Employment Law This Week®: DOL’s Association Health Plan Proposal, NJLAD Includes Nursing Mothers, New Unpaid Intern Test, HHS’s Conscience-Based ProtectionsEpisode 102: Week of January 29, 2018 January 30, 2018
We invite you to view Employment Law This Week® - a weekly rundown of the latest news in the field, brought to you by Epstein Becker Green. We look at the latest trends, important court decisions, and new developments that could impact your work. Join us every Monday for a new five-minute episode! Read the firm's press release here and subscribe for updates.
This week’s stories include ...
(1) DOL Proposes Expanded Options for Employers to Form Association Health Plans
Our top story: The Department of Labor (DOL) proposes expanding health insurance options for employers. The proposed new regulations would allow small businesses and self-employed individuals to join together to form group association health plans. Groups could be formed on the basis of geography or industry. The proposal is available for public comment until March 6. Adam Solander, from Epstein Becker Green, has more:
“This could be significant for employers, especially small employers and individuals who may be self-employed. There's two things that this does. First, it allows them to band together and harness economy of scale. This will allow them to negotiate as one unit. The other thing that it does is, allowing them to be regulated under insurance law as a large employer plan or as a self-funded plan gets rid of a lot of the regulation that's specific to individual and small employer plans. Under the ACA, under the Public Health Services Act, under ERISA, individual and small employer plans are regulated much more heavily. At the end of the day, this could mean that they could get a much better deal on insurance, both from the ability to negotiate, as well as from the less regulation that will now apply to these associations.”

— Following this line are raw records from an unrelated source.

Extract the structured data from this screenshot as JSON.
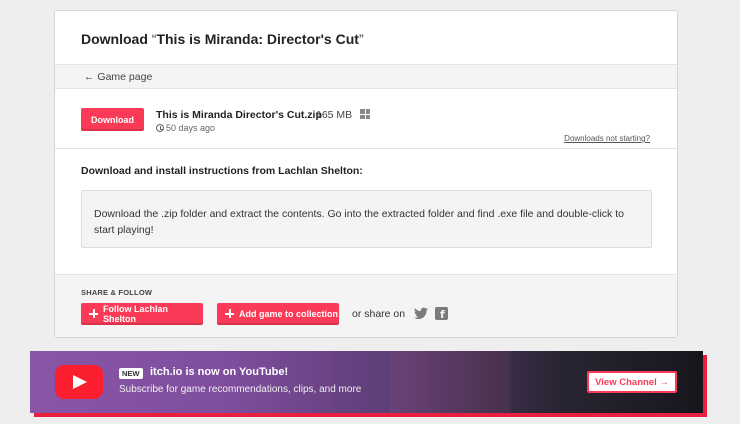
{
  "page": {
    "title_prefix": "Download",
    "title_open_quote": "“",
    "title_name": "This is Miranda: Director's Cut",
    "title_close_quote": "”",
    "back_link": "← Game page"
  },
  "download": {
    "button_label": "Download",
    "file_name": "This is Miranda Director's Cut.zip",
    "file_size": "165 MB",
    "platform_icon": "windows-icon",
    "age": "50 days ago",
    "not_starting_link": "Downloads not starting?"
  },
  "instructions": {
    "heading": "Download and install instructions from Lachlan Shelton:",
    "text": "Download the .zip folder and extract the contents. Go into the extracted folder and find .exe file and double-click to start playing!"
  },
  "share": {
    "heading": "SHARE & FOLLOW",
    "follow_label": "Follow Lachlan Shelton",
    "collection_label": "Add game to collection",
    "share_on": "or share on"
  },
  "banner": {
    "badge": "NEW",
    "title": "itch.io is now on YouTube!",
    "subtitle": "Subscribe for game recommendations, clips, and more",
    "button_label": "View Channel →"
  },
  "colors": {
    "accent": "#fa3a56",
    "youtube": "#fa1e2e"
  }
}
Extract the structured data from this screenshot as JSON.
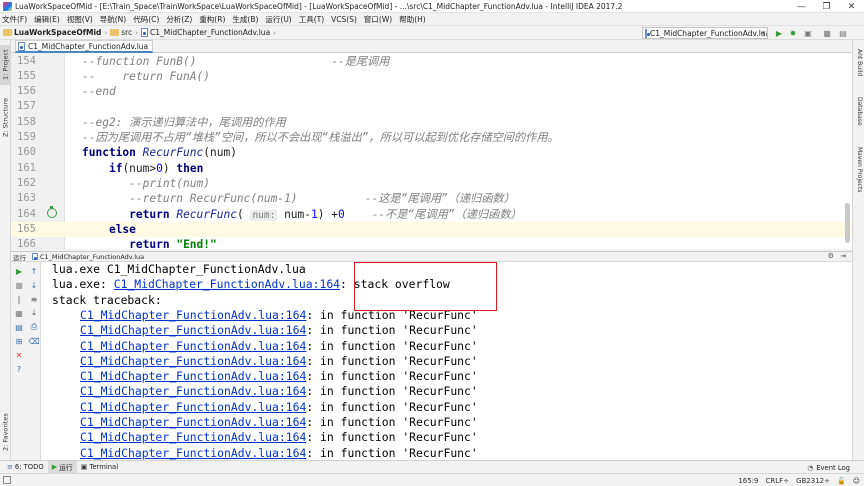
{
  "window": {
    "title": "LuaWorkSpaceOfMid - [E:\\Train_Space\\TrainWorkSpace\\LuaWorkSpaceOfMid] - [LuaWorkSpaceOfMid] - ...\\src\\C1_MidChapter_FunctionAdv.lua - IntelliJ IDEA 2017.2",
    "minimize": "—",
    "maximize": "❐",
    "close": "✕"
  },
  "menu": [
    "文件(F)",
    "编辑(E)",
    "视图(V)",
    "导航(N)",
    "代码(C)",
    "分析(Z)",
    "重构(R)",
    "生成(B)",
    "运行(U)",
    "工具(T)",
    "VCS(S)",
    "窗口(W)",
    "帮助(H)"
  ],
  "breadcrumb": {
    "project": "LuaWorkSpaceOfMid",
    "folder": "src",
    "file": "C1_MidChapter_FunctionAdv.lua"
  },
  "run_config": "C1_MidChapter_FunctionAdv.lua",
  "editor_tab": "C1_MidChapter_FunctionAdv.lua",
  "left_tabs": [
    "1: Project",
    "Z: Structure",
    "2: Favorites"
  ],
  "right_tabs": [
    "Ant Build",
    "Database",
    "Maven Projects"
  ],
  "code_lines": [
    {
      "n": "154",
      "html": "<span class=\"cmt\">--function FunB()                    --是尾调用</span>"
    },
    {
      "n": "155",
      "html": "<span class=\"cmt\">--    return FunA()</span>"
    },
    {
      "n": "156",
      "html": "<span class=\"cmt\">--end</span>"
    },
    {
      "n": "157",
      "html": ""
    },
    {
      "n": "158",
      "html": "<span class=\"cmt\">--eg2: 演示递归算法中，尾调用的作用</span>"
    },
    {
      "n": "159",
      "html": "<span class=\"cmt\">--因为尾调用不占用“堆栈”空间，所以不会出现“栈溢出”，所以可以起到优化存储空间的作用。</span>"
    },
    {
      "n": "160",
      "html": "<span class=\"kw\">function</span> <span class=\"fn\">RecurFunc</span>(num)"
    },
    {
      "n": "161",
      "html": "    <span class=\"kw\">if</span>(num><span class=\"num\">0</span>) <span class=\"kw\">then</span>"
    },
    {
      "n": "162",
      "html": "       <span class=\"cmt\">--print(num)</span>"
    },
    {
      "n": "163",
      "html": "       <span class=\"cmt\">--return RecurFunc(num-1)          --这是“尾调用”（递归函数）</span>"
    },
    {
      "n": "164",
      "html": "       <span class=\"kw\">return</span> <span class=\"fn\">RecurFunc</span>( <span class=\"hint\">num:</span> num-<span class=\"num\">1</span>) +<span class=\"num\">0</span>    <span class=\"cmt\">--不是“尾调用”（递归函数）</span>"
    },
    {
      "n": "165",
      "html": "    <span class=\"kw\">else</span>",
      "current": true
    },
    {
      "n": "166",
      "html": "       <span class=\"kw\">return</span> <span class=\"str\">\"End!\"</span>"
    }
  ],
  "run_panel": {
    "label": "运行",
    "config": "C1_MidChapter_FunctionAdv.lua"
  },
  "console": {
    "line1": "lua.exe C1_MidChapter_FunctionAdv.lua",
    "line2_prefix": "lua.exe: ",
    "line2_link": "C1_MidChapter_FunctionAdv.lua:164",
    "line2_suffix": ": stack overflow",
    "line3": "stack traceback:",
    "trace_link": "C1_MidChapter_FunctionAdv.lua:164",
    "trace_suffix": ": in function 'RecurFunc'",
    "trace_count": 10
  },
  "bottom_tabs": {
    "todo": "6: TODO",
    "run": "运行",
    "terminal": "Terminal",
    "event_log": "Event Log"
  },
  "status": {
    "position": "165:9",
    "line_sep": "CRLF÷",
    "encoding": "GB2312÷"
  }
}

(2) New Jersey Amends Discrimination Law to Include Nursing Mothers
There’s a new protected class in New Jersey. A new amendment to the New Jersey Law Against Discrimination makes breastfeeding mothers a protected class under the law. The state is the latest to join an expanding movement to increase workplace protections for nursing mothers. Effective immediately, it is unlawful for employers to discriminate or retaliate against an employee working in New Jersey who is breastfeeding or expressing milk for her child. The amendment also requires employers to provide reasonable break time and a private location for nursing women, unless doing so would create an undue hardship for the employer.
For more, click here: http://bit.ly/2DB78vj
(3) DOL Adopts New Test for Unpaid Interns
The DOL adopted the “primary beneficiary” test for determining whether interns must be paid for their working time. The test evaluates the relationship between an intern and an employer to determine which party is the primary beneficiary. If the employer is found to be the primary beneficiary, the intern will be considered an employee, entitled to be paid at least the minimum wage and for overtime. This test brings the DOL in line with rulings by several federal appellate courts.
For more, click here: http://bit.ly/2naFTSe
(4) New Conscience Protections for Doctors and Nurses
The Department of Health and Human Services (HHS) announced new conscience-based protections for health professionals. HHS has proposed new protections for doctors and nurses who refuse to participate in services that run counter to their moral or religious beliefs. The protections cover moral or religious objections to participating in abortions as well as assisted suicide and sterilization, among other procedures. This change would have an immediate impact on how health care organizations discipline and assign employees and may give rise to issues that will need to be addressed in collective bargaining agreements. Public comments are now being accepted on the proposed rule.
For more, click here: https://www.ebglaw.com/eltw102-heal
(5) Tip of the Week
Peter Damiano, Vice President and Associate General Counsel for J.Crew Group, is here with some best practices for sending an employee overseas:
“First, think holistically about how to structure your employee’s assignment so it does not expose your company to new corporate tax risks. Plan ahead. Immigration documents and work permits can take several months to secure, so you'll want to start that process well in advance. Tailor non-compete language to ensure it remains enforceable under the local laws of the new country. Also, the employee's benefits may need to be restructured. Oftentimes, current benefits will need to be suspended and new ones that follow the local country’s pension or Social Security requirements will need to be offered. Finally, most expats will want to ensure their individual tax remains the same, so your organization should consider tax provisions in both jurisdictions in order to work through the difference.”